We tend to get pigeon-holed in this industry. Do a nice campaign with people in it and you're sunk. You'll only get calls for projects with people. We tend to do it to ourselves though. We find a part of photography that's fun for us and we go back to the well again and again. But the reality is that if you are the beneficiary (victim?) of both a well rounded, liberal arts education and a good technical grounding in photography, you should be able to bring both the taste and skills (such as they are) to just about any assignment.
One of my first assignments, years ago, was for a lifestyle magazine dedicated to American antiquities. I spent months and months on the road photographing the interiors and exteriors of historic homes. I shot plantation houses, ranch houses and meticulous reproductions of famous historic architectural styles. I got to know my view camera and my interior lighting from every angle and at one point could use it almost as fast as a point and shoot.
So, recently I did a comprehensive job for a law firm, shooting partners and associates and their far flung offices. The art director I worked was one of the rare ones who really gets that styles can cross over genres and specialities. With this in mind she also asked me to shoot the offices.
I was entranced by this lobby. Those are huge metal doors in the background. They move with computer controlled electric motors. They are "James Bond" cool.
Here's a close-up of the doors.....
It's not too hard when the client and their architectural designers have done their jobs well. The challenging stuff is trying to make a silk purse out of tilt wall construction and cheap furniture. But that's story for another time.....
Just horsing around in the studio one day, shooting portraits for fun. No client. No deadline. No schedule. I default to my favorite lighting. It's one, big soft light in a Balcar 60 inch Zebra umbrella with a diffusion panel over the front face of the umbrella to smooth out and soften that silver/white alternating pattern. I used it with a tungsten light (am I crazy or are other people also in love with the way continuous light softens skin and what not....?) The background is a natty old grey dyed muslin, twenty feet behind Rene that's being lit with a small, unfocused fresnel fixture. Three "must have" items for photographic happiness: any camera. any nice, large light source. a beautiful woman.
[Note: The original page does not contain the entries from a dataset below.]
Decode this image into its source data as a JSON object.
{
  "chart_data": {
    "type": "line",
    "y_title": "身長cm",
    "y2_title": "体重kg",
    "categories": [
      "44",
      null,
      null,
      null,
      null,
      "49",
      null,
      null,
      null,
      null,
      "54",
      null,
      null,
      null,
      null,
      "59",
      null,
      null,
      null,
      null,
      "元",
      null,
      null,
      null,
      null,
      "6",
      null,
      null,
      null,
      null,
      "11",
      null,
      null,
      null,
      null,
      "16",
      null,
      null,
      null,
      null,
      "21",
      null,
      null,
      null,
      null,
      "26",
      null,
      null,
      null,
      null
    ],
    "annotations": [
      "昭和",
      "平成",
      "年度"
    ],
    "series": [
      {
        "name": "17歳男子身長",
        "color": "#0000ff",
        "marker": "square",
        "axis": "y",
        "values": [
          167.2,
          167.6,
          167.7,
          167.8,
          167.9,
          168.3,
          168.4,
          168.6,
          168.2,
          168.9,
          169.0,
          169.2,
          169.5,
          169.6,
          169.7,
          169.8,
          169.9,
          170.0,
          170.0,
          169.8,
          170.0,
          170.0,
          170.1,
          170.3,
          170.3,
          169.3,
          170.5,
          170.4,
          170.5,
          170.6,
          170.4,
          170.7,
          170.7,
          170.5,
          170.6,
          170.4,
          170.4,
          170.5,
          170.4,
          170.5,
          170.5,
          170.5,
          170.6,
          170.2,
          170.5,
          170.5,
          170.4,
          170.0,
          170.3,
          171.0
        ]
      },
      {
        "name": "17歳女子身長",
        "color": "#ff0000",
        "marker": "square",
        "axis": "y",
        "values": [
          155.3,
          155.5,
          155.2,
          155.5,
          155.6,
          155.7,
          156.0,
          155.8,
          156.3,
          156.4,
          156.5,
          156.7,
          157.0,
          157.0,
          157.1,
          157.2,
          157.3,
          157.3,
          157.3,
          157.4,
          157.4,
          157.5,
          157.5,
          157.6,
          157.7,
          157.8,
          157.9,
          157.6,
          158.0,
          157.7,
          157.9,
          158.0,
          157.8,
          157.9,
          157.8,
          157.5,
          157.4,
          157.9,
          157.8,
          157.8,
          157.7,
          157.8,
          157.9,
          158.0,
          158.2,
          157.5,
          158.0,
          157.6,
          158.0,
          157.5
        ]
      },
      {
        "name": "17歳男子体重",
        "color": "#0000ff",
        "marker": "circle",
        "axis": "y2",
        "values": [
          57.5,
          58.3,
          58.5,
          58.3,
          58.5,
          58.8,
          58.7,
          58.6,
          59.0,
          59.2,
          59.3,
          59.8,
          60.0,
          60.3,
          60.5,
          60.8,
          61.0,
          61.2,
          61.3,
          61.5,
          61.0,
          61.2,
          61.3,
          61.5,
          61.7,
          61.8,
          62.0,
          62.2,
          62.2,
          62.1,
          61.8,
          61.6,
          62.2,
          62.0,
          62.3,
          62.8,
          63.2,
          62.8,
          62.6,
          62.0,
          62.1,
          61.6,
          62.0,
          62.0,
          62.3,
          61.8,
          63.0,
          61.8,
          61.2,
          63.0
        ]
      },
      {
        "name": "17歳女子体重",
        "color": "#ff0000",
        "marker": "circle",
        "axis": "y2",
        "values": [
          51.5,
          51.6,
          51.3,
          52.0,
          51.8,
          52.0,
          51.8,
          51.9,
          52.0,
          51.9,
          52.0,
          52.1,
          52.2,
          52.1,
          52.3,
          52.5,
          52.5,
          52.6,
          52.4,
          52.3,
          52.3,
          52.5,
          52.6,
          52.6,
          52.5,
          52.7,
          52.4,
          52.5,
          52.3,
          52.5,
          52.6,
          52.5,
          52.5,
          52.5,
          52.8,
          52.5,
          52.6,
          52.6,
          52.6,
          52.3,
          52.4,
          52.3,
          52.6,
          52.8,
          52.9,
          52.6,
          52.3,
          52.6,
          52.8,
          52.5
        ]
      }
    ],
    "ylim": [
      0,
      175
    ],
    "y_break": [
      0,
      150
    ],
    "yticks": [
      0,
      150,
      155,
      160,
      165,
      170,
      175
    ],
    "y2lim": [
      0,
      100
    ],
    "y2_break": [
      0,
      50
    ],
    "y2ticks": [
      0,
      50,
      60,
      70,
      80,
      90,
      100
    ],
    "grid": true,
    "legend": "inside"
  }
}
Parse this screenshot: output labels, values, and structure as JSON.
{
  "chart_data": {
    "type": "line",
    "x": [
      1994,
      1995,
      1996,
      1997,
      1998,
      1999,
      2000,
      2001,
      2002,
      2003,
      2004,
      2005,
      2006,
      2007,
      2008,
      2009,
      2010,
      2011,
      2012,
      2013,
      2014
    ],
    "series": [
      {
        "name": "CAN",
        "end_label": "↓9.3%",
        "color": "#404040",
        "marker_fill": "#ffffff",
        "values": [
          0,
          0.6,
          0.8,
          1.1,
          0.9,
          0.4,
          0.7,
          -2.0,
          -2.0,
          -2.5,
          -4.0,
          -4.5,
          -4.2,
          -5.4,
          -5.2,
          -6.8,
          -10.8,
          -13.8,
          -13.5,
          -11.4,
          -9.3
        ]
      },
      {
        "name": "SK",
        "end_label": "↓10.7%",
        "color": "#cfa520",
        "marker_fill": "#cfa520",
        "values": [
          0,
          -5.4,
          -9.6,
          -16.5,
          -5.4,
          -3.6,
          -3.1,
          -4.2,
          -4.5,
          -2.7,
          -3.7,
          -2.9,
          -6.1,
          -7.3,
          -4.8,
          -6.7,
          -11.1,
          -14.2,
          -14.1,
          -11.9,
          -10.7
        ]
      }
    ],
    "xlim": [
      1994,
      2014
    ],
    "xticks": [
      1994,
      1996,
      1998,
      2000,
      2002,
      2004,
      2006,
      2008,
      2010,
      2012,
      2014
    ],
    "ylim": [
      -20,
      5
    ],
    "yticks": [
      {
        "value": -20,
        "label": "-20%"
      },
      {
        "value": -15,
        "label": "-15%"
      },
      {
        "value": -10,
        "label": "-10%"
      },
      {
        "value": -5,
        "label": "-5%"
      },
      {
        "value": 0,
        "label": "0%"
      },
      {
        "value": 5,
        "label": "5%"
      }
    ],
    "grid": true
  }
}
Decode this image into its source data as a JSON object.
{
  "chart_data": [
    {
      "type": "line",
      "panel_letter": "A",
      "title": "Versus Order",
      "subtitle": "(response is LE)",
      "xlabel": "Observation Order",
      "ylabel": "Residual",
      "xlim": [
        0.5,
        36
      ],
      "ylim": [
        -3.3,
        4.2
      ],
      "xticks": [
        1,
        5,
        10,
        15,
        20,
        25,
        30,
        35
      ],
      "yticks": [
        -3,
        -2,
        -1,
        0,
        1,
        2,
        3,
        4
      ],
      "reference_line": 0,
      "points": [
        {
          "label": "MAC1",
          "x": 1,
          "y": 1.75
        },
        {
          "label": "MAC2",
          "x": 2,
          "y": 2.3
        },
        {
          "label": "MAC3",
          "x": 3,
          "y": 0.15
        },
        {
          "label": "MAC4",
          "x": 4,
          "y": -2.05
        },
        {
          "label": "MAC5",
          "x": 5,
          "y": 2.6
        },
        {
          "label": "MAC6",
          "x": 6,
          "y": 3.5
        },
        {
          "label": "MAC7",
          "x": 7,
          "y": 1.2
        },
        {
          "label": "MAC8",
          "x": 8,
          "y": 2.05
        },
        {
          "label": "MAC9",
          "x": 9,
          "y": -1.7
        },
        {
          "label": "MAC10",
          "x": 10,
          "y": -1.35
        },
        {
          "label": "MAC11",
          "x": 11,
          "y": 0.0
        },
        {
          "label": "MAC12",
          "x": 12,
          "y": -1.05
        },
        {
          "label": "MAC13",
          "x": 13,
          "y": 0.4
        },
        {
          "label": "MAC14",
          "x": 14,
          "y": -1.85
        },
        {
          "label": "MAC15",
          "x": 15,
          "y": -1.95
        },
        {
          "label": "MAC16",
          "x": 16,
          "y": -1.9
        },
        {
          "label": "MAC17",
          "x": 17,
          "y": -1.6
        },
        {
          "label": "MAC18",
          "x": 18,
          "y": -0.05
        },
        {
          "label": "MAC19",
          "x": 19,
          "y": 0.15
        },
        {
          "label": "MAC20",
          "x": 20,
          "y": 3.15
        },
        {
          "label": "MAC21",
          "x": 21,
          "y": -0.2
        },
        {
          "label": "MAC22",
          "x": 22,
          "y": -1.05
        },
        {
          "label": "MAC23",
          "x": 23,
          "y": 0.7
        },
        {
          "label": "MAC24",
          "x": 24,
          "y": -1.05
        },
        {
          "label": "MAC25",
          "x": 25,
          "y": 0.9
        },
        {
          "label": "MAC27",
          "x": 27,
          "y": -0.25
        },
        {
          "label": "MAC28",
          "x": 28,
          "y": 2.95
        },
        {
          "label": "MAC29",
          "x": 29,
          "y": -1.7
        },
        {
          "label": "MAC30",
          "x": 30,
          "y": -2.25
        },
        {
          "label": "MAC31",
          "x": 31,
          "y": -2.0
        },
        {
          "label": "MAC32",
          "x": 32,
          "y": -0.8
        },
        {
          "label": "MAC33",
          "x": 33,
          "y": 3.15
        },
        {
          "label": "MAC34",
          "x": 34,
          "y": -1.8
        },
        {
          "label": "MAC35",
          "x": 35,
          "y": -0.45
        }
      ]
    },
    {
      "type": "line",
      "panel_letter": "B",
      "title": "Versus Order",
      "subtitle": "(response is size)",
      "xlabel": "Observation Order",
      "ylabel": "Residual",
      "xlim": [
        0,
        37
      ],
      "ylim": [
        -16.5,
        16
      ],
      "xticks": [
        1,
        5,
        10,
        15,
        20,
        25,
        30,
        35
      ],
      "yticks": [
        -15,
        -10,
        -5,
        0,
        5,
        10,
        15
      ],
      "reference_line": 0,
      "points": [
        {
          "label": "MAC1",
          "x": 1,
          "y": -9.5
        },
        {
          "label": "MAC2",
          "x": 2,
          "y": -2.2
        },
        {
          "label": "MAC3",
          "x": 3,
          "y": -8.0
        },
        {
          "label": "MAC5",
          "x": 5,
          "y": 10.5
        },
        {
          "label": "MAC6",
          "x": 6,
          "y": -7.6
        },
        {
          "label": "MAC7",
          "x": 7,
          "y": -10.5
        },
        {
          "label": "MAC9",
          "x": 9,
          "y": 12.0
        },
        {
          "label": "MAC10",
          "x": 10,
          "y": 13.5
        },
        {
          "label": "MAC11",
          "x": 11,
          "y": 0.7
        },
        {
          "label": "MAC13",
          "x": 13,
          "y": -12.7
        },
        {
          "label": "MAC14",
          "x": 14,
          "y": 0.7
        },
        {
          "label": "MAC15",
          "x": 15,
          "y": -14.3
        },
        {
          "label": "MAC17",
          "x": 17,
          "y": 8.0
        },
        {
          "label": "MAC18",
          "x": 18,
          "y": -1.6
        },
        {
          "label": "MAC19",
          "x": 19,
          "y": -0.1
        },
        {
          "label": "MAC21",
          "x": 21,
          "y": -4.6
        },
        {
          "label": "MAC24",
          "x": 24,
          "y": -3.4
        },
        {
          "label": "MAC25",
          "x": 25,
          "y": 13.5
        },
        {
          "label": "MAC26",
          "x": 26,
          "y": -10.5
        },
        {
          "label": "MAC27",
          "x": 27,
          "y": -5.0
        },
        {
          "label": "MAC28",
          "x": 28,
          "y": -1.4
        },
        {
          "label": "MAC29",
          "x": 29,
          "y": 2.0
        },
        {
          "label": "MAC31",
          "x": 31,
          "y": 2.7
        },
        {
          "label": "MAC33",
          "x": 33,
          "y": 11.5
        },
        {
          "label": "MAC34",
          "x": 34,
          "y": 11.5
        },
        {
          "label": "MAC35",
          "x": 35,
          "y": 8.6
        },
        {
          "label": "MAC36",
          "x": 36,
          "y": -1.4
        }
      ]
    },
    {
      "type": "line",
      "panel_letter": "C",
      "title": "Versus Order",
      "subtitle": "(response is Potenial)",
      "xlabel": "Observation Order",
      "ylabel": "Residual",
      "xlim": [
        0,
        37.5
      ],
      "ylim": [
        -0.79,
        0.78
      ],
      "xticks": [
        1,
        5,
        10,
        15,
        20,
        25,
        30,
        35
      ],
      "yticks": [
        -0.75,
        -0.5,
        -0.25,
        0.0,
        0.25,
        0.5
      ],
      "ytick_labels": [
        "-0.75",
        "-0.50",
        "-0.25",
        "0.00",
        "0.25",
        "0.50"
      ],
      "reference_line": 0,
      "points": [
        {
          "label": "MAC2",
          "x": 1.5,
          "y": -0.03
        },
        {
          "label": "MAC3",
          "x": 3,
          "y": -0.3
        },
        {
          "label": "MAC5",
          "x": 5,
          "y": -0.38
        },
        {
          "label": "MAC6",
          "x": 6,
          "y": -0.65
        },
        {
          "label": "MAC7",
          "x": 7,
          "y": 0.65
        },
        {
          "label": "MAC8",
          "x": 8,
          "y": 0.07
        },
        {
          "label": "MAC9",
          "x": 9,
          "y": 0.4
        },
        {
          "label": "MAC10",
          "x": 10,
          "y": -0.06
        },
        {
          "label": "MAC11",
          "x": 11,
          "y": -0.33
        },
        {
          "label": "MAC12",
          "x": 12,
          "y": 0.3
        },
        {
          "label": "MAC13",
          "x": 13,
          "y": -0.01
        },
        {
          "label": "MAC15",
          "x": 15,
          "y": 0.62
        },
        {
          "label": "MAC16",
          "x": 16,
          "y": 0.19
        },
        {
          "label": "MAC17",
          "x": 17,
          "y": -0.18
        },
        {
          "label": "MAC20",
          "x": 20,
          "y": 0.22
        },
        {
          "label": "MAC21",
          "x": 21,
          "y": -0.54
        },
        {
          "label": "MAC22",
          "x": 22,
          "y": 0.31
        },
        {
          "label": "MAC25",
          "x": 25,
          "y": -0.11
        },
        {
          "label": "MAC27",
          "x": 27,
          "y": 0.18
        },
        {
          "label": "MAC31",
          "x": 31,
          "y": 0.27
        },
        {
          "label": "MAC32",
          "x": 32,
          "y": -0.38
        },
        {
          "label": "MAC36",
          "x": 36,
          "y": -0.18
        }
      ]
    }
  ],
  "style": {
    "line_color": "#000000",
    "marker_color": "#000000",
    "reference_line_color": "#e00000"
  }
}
The lighting is so simple. Someone asked me if I would do a workshop but I'm not sure what we'd talk about after the fifteen minutes it would take to set up the lights and meter them. I guess we could spend the rest of the day having lunch and cocktails. The plumbing part of photography is pretty straightforward. Thank goodness. That gives us time to work on the hard stuff. Like finding the right subjects. Posing and expression. Film development or file massage. Printing. Whatever. You know, the stuff you really can't teach....
You probably are tired of hearing the shopworn old saying, "Give someone a hammer and suddenly everything looks like a nail...." I'm tired of hearing that too. I'm also tired of hearing the phrase, "Horses for courses". I've never owned a horse and few of the people I deal with every day have owned horses either. I think it must mean that you would use a quarter horse for rodeo work and a thoroughbred for some kinds of races; perhaps a Clydesdale to pull your beer wagon around.....
But, back to the hammer one. In the last few years we've been teaching anyone with a few extra bucks how to use flash. In fact, to read the Strobist.com discussion group or even one of my first two books you could be excused for thinking that a battery powered flash, connected via wires or radio triggers, is as important as the lens in taking acceptable photographs.
Surprise! Available light still works. Even with digital! While I think it's great to be able to pull a tool out of the box (a flash?) and know how to use it when the light gets dicey and you need some help, it's not the Holy Grail of photography. Problem is that many people tend to learn a technique and apply it in every instance.
This is a reminder to look for beautiful light and use it as your FIRST line of creative tactics. The universe has billions more years of experience (unless you are a literal Bible believer) in creating and sharing really nice and interesting light. Part of being a photographer is learning to see the promise of fine lighting and leverage it into your images.
The shot above was very simple. I was sitting having mocha almond cake at Les Amis cafe on the corner of 24th street and the street one block west of Guadelupe, in Austin, Texas. I was sitting outside covered by a patio roof. I was a few feet in from the sun. I had my ancient Canon TX 35mm camera, loaded with the (nearly) required Tri-X black and white film. That day I was playing with a Vivitar 135mm f2.8 lens. I turned around to follow the wandering eye of my guest and spotted this charming young woman. I smiled, brought up the camera, matched the needle for exposure and clicked off a frame. She smiled and we both went back to the important business of enjoying our afternoon snacks. This image, though well over thirty years old, constantly reminds me to look at available light first. And to use it if it works.
Today is actually International Available Light Portrait Day. Celebrate by taking some low stress, high return portraits----just for fun. Happy IALPD!